[85]: Voici l'inscription que porte cette urne:
HAC THECA
TEGITUR COR AUGUSTUM
MARIÆ-THERESIÆ
ROM. IMPERAT. HUNG. ET BOHEM.
REG.
PIÆ, CLEMENTIS, JUSTÆ;
QUOD
DUM VIXIT, TOTUM CONSECRAVIT
DEO,
SUBDITIS,
SALUTI PUBLICÆ.
MIRE LIBERALIS IN EGENOS,
VIDUAS ET ORPHANOS;
IN ADVERSIS SUPRA SEXUM
MAGNANIMA.
NATA EST ANNO 1717, DIE 13 MAII,
OBIIT AN. 1780, DIE 20 NOVEMBRIS.
«Dans cette urne est renfermé le cœur auguste de Marie-Thérèse, Impératrice des Romains, Reine de Hongrie et de Bohême, pieuse, clémente et juste; lequel cœur, tant qu'elle vécut, elle consacra tout entier à Dieu, à ses sujets et au salut public. Sa libéralité s'étendit sur les pauvres, les veuves et les orphelins; sa grandeur d'âme dans l'adversité l'éleva au-dessus de son sexe. Née le 13 mai 1717, elle mourut le 29 novembre 1780.»
[86]: L'urne qui les renferme porte également une inscription latine. La voici:
HIC SITA SUNT
VISCERA
MARIÆ-THERESIÆ
ROM. IMPERAT. HUNG. ET BOHEMIÆ
REG.
ARCHID. AUST.
ERAT DONEC VIXIT
MATER REIPUBLICÆ,
SUBDITORUM AMOR,
STIRPIS SUÆ GLORIA
AUGUSTI THRONI FULCRUM
ET ORNAMENTUM.
NATA AN. 1717, DIE 13 MAII.
OBIT AN. 1780, DIE 29 NOVEMBRIS.
«Ici sont déposées les entrailles de Marie-Thérèse, Impératrice des Romains, Reine de Hongrie et de Bohême, archiduchesse d'Autriche. Elle était, tant qu'elle vécut, la mère de l'État, l'amour de ses sujets, la gloire de sa race, l'appui et l'ornement d'un trône auguste. Née en 1717, le 13 mai, elle est morte le 29 novembre 1780.»
[87]: Voir à la fin du volume, no [XII], la lettre de madame Washington.
[88]: Aïeul de ce général Lee qui commandait l'armée sudiste dans la dernière lutte entre le Sud et le Nord des États-Unis d'Amérique.
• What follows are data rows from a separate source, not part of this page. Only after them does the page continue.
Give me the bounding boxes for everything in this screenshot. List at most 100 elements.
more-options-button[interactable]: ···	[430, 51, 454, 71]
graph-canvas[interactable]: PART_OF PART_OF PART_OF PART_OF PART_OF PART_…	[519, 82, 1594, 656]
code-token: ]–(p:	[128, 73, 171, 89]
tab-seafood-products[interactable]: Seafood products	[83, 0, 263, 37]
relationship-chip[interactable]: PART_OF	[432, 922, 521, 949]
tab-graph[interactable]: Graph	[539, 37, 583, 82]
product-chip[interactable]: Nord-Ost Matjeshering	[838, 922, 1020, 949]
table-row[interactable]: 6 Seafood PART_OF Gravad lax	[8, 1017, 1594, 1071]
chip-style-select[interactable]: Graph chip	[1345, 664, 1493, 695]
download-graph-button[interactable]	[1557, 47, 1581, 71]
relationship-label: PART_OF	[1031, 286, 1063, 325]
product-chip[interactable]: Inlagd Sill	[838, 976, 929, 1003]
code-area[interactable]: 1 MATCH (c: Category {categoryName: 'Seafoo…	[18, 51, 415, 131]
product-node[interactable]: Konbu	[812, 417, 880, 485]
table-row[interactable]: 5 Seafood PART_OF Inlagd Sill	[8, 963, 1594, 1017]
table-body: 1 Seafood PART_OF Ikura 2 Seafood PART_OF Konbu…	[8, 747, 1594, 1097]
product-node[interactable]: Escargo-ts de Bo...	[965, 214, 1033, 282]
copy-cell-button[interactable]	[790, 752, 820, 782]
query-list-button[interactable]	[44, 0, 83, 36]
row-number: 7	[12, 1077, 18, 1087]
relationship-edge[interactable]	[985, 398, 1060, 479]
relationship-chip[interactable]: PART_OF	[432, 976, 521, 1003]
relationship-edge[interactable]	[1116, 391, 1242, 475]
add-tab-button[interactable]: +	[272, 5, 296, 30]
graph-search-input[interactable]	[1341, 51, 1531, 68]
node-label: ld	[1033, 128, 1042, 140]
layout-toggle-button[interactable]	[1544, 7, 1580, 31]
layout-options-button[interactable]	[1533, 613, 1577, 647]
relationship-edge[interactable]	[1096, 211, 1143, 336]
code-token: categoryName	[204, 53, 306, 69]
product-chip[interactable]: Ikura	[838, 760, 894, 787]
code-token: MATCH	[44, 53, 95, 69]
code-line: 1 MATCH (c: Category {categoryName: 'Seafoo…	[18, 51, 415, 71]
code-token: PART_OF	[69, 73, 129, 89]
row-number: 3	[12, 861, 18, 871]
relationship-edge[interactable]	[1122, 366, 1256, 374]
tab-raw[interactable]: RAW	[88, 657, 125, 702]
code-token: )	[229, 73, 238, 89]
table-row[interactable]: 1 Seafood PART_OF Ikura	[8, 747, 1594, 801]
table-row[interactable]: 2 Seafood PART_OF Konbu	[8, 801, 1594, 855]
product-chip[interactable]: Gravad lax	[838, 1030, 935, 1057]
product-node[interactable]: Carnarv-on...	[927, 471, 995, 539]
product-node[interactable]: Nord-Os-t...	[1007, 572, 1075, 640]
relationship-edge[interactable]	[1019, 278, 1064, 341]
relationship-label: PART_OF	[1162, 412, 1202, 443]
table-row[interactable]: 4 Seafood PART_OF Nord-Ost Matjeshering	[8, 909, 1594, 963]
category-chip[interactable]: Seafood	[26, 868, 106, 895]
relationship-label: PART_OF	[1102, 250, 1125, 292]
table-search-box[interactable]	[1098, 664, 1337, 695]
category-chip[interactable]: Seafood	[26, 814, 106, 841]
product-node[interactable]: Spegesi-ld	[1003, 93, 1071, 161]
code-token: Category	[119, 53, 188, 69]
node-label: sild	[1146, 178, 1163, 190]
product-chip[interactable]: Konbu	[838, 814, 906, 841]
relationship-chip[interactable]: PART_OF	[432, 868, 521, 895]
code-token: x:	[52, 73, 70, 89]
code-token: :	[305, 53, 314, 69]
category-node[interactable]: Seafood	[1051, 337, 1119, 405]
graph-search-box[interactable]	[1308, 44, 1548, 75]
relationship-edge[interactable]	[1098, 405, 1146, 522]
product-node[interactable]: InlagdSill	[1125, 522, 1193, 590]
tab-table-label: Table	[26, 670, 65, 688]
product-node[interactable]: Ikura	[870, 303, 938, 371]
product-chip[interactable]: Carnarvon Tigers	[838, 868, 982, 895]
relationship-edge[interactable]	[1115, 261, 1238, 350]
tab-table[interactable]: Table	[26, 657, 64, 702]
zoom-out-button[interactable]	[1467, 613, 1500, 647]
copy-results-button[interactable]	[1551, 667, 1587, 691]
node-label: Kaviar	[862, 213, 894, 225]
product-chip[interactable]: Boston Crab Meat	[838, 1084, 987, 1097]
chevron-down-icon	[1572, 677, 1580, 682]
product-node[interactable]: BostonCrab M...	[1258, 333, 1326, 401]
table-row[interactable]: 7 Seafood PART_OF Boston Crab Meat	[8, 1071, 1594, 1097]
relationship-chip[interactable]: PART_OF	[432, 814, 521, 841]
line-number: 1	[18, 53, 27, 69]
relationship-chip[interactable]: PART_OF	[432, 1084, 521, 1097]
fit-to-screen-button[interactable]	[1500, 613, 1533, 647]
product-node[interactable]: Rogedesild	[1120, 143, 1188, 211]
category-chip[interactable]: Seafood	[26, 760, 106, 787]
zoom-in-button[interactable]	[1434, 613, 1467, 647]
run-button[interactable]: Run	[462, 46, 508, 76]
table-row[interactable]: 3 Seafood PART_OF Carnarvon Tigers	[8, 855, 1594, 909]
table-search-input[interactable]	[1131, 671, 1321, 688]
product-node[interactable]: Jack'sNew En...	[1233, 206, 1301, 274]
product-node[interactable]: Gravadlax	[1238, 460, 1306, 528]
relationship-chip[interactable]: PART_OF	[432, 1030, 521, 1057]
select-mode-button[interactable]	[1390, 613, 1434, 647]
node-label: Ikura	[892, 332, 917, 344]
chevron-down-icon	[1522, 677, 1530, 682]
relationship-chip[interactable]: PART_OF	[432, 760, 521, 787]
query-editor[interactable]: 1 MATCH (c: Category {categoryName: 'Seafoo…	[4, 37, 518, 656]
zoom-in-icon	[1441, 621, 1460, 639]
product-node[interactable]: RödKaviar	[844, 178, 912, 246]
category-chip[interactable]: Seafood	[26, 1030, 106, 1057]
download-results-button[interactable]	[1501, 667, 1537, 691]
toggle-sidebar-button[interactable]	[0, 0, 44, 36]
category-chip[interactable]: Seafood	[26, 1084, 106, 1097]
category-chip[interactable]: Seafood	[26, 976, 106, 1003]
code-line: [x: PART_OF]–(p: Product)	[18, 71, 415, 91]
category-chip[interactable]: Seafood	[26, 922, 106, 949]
[89]: Nous avons sous les yeux une lettre de John Adams, plus tard président des États-Unis, et qui était, en 1778, à Passy avec Franklin. En remerciant M. le Ray de Chaumont de ses généreux procédés, il ajoute: «It is not reasonable that the United-States should be under so great obligation to a private gentleman, as that two of their representatives should occupy so elegant a seat with so much furnish, without any compensation.»
[90]: La lettre de Franklin était datée de Philadelphie, 3 juin 1789, et adressée au Président. On y lit la phrase suivante: «M. le Ray de Chaumont was the first in France, who gave us credit, and before the court showed us any countenance, trusted us with 2,000 barrils of gun powder,» etc.